Apenas 15 minutos antes de concluir sus funciones como alta comisionada de las Naciones Unidas para los Derechos Humanos, la expresidenta chilena Michelle Bachelet divulgó la semana pasada un demoledor informe que revela las sistemáticas y atroces violaciones cometidas por el régimen chino contra la libertad, la integridad, la cultura y la religión de las minorías musulmanas en la región “autónoma” de Xinjiang.
El documento, de 48 páginas, no plantea muchos hallazgos originales: la campaña de asimilación emprendida brutalmente por las autoridades de Pekín contra la población uigur y otras minorías etnorreligiosas ha sido denunciada y documentada durante años por gobiernos occidentales y organizaciones independientes. Lo novedoso es que las revelaciones provienen ahora de la más alta autoridad de la ONU en derechos humanos y que estén basadas en un trabajo minucioso y objetivo, respaldado por gran cantidad y diversidad de fuentes y testimonios. Esto le otorga enorme legitimidad, gracias a la cual el régimen chino ha quedado expuesto como nunca antes. Ya era hora.
El documento revela un escalofriante y sistemático patrón de violaciones a los derechos humanos “cometidos en el contexto de la aplicación de estrategias gubernamentales contra el terrorismo y el ‘extremismo’” que, presuntamente, ejercen sectores de esas minorías. Más aún, las acciones tienen como base una legislación general “profundamente problemática desde la perspectiva de los estándares y normas internacionales de derechos humanos”, que otorga a los funcionarios “amplia discreción” para aplicar sus poderes coercitivos con “limitadas garantías y escasa verificación independiente”.
El repertorio utilizado por las autoridades para enfrentar “las percibidas amenazas a la seguridad que emanan de miembros individuales de estos grupos” es aterrador. El informe refiere una política multifacética, que incluye discriminación etnorreligiosa, ejecuciones selectivas, detenciones arbitrarias, confinamientos en campos de “reeducación”, trabajos forzosos, torturas, separación de familias, aplicación coercitiva de control natal, violencia sexual, impedimento de prácticas religiosas propias y hasta destrucción de mezquitas y otros centros de culto.
Además, advierte sin ambages de que “la extensión de las detenciones arbitrarias y discriminatorias contra miembros de los uigures y otros grupos predominantemente musulmanes... pueden constituir crímenes internacionales, en particular, crímenes contra la humanidad”.

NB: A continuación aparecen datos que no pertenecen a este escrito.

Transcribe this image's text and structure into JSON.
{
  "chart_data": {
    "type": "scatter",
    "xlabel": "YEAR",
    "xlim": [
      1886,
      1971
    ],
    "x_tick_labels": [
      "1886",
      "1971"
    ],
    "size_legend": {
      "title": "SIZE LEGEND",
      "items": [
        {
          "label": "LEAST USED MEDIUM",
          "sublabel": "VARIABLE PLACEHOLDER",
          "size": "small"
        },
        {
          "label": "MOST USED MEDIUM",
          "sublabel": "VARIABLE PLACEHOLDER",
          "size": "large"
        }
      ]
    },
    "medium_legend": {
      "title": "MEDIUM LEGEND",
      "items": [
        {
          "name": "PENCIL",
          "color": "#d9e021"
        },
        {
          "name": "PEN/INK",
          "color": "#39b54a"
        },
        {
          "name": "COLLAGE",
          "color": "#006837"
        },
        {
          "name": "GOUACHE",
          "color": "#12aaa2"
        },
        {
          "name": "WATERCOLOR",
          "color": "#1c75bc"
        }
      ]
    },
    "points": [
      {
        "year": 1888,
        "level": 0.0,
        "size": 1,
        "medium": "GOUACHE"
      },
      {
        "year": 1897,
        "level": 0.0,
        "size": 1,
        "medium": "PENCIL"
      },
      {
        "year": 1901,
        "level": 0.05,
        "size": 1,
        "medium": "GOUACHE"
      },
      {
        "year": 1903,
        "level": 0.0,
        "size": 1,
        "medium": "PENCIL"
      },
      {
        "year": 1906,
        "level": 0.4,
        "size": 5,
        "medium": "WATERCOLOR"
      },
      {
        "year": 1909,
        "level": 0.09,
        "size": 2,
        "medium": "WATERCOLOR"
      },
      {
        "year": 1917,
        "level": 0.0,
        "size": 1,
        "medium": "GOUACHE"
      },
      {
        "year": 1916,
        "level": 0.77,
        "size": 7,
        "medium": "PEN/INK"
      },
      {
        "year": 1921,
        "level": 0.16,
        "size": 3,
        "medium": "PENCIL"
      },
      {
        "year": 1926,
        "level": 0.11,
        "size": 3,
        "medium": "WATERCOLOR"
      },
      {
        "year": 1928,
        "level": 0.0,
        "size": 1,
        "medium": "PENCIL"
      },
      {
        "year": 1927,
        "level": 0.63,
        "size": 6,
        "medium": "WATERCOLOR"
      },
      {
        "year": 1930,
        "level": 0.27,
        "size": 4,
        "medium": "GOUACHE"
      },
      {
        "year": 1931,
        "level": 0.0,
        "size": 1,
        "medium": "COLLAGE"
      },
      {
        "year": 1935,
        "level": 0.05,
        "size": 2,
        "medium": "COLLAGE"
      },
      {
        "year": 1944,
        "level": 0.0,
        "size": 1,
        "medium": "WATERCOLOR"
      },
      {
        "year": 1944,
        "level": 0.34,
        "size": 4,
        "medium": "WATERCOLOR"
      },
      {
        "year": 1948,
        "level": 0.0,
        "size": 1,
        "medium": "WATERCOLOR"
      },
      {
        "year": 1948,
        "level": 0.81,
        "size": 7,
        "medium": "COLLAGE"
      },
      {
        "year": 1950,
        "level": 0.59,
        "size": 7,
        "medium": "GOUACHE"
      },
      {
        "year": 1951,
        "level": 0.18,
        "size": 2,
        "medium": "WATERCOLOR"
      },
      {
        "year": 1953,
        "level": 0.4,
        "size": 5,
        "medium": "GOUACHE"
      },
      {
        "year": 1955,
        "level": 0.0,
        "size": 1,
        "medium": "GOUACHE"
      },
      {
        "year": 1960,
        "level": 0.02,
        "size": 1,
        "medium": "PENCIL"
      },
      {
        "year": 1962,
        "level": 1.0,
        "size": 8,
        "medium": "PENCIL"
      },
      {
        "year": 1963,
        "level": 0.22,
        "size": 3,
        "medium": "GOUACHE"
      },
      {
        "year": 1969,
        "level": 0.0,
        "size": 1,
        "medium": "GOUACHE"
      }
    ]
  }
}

Cuánto incidirán las revelaciones y recomendaciones del informe en proteger los derechos humanos y generar posibles mejoras en las condiciones de vida de estos millones de personas, es difícil de predecir, pero tememos que el impacto será mínimo. Por lo pronto, después de la publicación, el régimen respondió de manera vitriólica y presentó la meticulosa y aséptica investigación como parte de una conspiración occidental en su contra, lo cual revela su nula voluntad de cambio.
En vista de esa actitud, pero sobre todo de las atrocidades descubiertas, se impone ampliar y profundizar las investigaciones. Tal como planteó la directora para China de la organización Human Rights Watch, corresponde ahora que el Consejo de Derechos Humanos de la ONU emprenda una amplia investigación sobre los posibles crímenes contra la humanidad cometidos por el gobierno de Pekín y se empeñe en exponer a los responsables. Llevarlos a la justicia internacional será casi imposible, porque China no reconoce la jurisdicción de la Corte Penal Internacional, pero sí podrán, cuando menos, ser sujetos de sanciones individuales o colectivas.
El proceso que sigue será difícil. El régimen tiene enorme capacidad de presión y extorsión y la utilizará al máximo para frenar futuras investigaciones. Pero que, a pesar de ellas, el informe haya salido a la luz demuestra que su poder no es absoluto y que es posible arrojar más luz sobre las políticas represivas en Xinjiang. Es algo que merecen no solo los uigures y otras minorías víctimas directas de los atropellos, sino también la población china en general.